Główne przedsiębiorstwa zbrojeniowe Rosji, czyli Rostec - Almaz - Anteya i Roskosmos w obwodzie swierdłowskim, wydłużyły czas pracy w swoich zakładach. Zamiast pięciu dni w tygodniu mają one pracować w systemie sześciodniowym. Przewodniczący Federacji Związków Zawodowych w regionie Andrej Wietłużinski przekazał, że wydłużony do 12 godzin ma być również dzień pracy.
Słowa związkowca cytuje prokremlowska agencja TASS, która podkreśla, że zamówienia państwowe dla przedsiębiorstw obronnych zostały "znacząco zwiększone".
Prorządowa rosyjska agencja informacyjna podaje, że zarządy zakładów nie pozwolą na nadużycia w fabrykach, a pracownicy będą mieli podniesione wynagrodzenia.

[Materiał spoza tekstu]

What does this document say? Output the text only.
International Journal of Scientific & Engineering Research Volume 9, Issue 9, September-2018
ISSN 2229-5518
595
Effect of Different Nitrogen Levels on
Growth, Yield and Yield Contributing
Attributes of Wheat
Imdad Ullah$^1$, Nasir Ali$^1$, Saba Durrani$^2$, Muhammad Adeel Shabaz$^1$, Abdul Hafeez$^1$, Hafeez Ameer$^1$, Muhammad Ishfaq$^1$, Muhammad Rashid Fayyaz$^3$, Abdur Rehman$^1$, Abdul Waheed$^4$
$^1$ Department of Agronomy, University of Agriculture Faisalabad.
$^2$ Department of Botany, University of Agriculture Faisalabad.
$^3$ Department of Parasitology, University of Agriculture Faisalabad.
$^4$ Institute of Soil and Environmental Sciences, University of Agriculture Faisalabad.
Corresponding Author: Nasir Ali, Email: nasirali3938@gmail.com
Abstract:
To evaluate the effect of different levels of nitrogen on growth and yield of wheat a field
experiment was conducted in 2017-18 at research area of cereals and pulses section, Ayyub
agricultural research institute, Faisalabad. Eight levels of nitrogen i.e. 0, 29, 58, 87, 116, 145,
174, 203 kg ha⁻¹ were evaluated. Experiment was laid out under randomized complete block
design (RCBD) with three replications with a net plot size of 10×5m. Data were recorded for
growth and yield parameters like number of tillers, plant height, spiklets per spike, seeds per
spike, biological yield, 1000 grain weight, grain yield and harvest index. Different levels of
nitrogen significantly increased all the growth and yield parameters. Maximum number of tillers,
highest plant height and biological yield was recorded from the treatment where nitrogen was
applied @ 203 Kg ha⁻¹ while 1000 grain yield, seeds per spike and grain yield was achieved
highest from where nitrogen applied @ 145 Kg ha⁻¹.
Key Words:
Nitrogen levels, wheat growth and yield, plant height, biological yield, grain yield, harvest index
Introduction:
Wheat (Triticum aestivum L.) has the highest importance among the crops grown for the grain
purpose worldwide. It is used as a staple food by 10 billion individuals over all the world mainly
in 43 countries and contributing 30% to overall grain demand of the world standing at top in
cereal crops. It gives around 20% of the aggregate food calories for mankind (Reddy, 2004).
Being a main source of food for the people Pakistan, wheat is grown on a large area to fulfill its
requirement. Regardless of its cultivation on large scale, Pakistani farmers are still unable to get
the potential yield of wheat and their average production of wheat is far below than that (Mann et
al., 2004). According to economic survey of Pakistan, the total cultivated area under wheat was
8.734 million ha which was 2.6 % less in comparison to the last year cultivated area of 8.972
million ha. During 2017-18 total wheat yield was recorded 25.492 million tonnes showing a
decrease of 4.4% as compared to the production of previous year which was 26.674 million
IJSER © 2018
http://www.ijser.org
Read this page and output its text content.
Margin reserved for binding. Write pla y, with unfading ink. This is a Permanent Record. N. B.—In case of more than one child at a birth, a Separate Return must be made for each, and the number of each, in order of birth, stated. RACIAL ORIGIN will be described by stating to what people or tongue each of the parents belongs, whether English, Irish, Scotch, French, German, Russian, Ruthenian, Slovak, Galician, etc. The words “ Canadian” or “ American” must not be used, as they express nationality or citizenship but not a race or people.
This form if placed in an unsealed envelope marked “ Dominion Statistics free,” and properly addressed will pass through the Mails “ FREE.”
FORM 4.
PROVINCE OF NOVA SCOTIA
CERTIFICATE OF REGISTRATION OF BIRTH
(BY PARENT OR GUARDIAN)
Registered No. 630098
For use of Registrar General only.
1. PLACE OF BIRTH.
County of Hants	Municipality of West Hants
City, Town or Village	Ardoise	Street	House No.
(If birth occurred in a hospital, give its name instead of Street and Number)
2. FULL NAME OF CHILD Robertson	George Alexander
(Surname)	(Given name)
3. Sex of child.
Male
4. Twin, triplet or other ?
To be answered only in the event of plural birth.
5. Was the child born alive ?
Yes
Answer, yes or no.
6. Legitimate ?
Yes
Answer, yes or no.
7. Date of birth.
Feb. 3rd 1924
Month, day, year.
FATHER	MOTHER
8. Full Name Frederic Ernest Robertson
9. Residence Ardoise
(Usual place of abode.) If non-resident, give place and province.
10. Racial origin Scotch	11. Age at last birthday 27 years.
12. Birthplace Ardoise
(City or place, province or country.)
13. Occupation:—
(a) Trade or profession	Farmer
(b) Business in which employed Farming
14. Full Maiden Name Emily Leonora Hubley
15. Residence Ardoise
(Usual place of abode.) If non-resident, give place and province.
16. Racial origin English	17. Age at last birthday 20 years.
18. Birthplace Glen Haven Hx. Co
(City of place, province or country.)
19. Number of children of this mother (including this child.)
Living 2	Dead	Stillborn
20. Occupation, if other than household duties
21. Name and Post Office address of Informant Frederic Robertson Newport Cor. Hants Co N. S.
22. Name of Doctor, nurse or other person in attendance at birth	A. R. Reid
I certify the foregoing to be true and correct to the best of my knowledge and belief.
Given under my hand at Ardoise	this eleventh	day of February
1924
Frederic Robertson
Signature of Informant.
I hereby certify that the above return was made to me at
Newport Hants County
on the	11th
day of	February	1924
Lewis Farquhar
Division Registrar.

Putin podjął decyzję. Muszą przyspieszyć
Rosyjski przywódca już w listopadzie nakazał państwowej korporacji Rostec zwiększenie produkcji i dostaw produktów dla armii.
Władimir Putin stwierdził wówczas, że wszystkie fabryki, które aktualnie pracują na potrzeby wojskowych, to także "wyjątkowy impuls do rozwoju przemysłu". Rosyjski dyktator potwierdził również, że fabryki w całej Rosji pracują na "najwyższych obrotach, na kilka zmian".
W lipcu przyjęto w Rosji specustawę, która pozwala rządowi określić tryb i warunki pracy załóg przedsiębiorstw pracujących na rzecz obronności do pracy w godzinach nadliczbowych.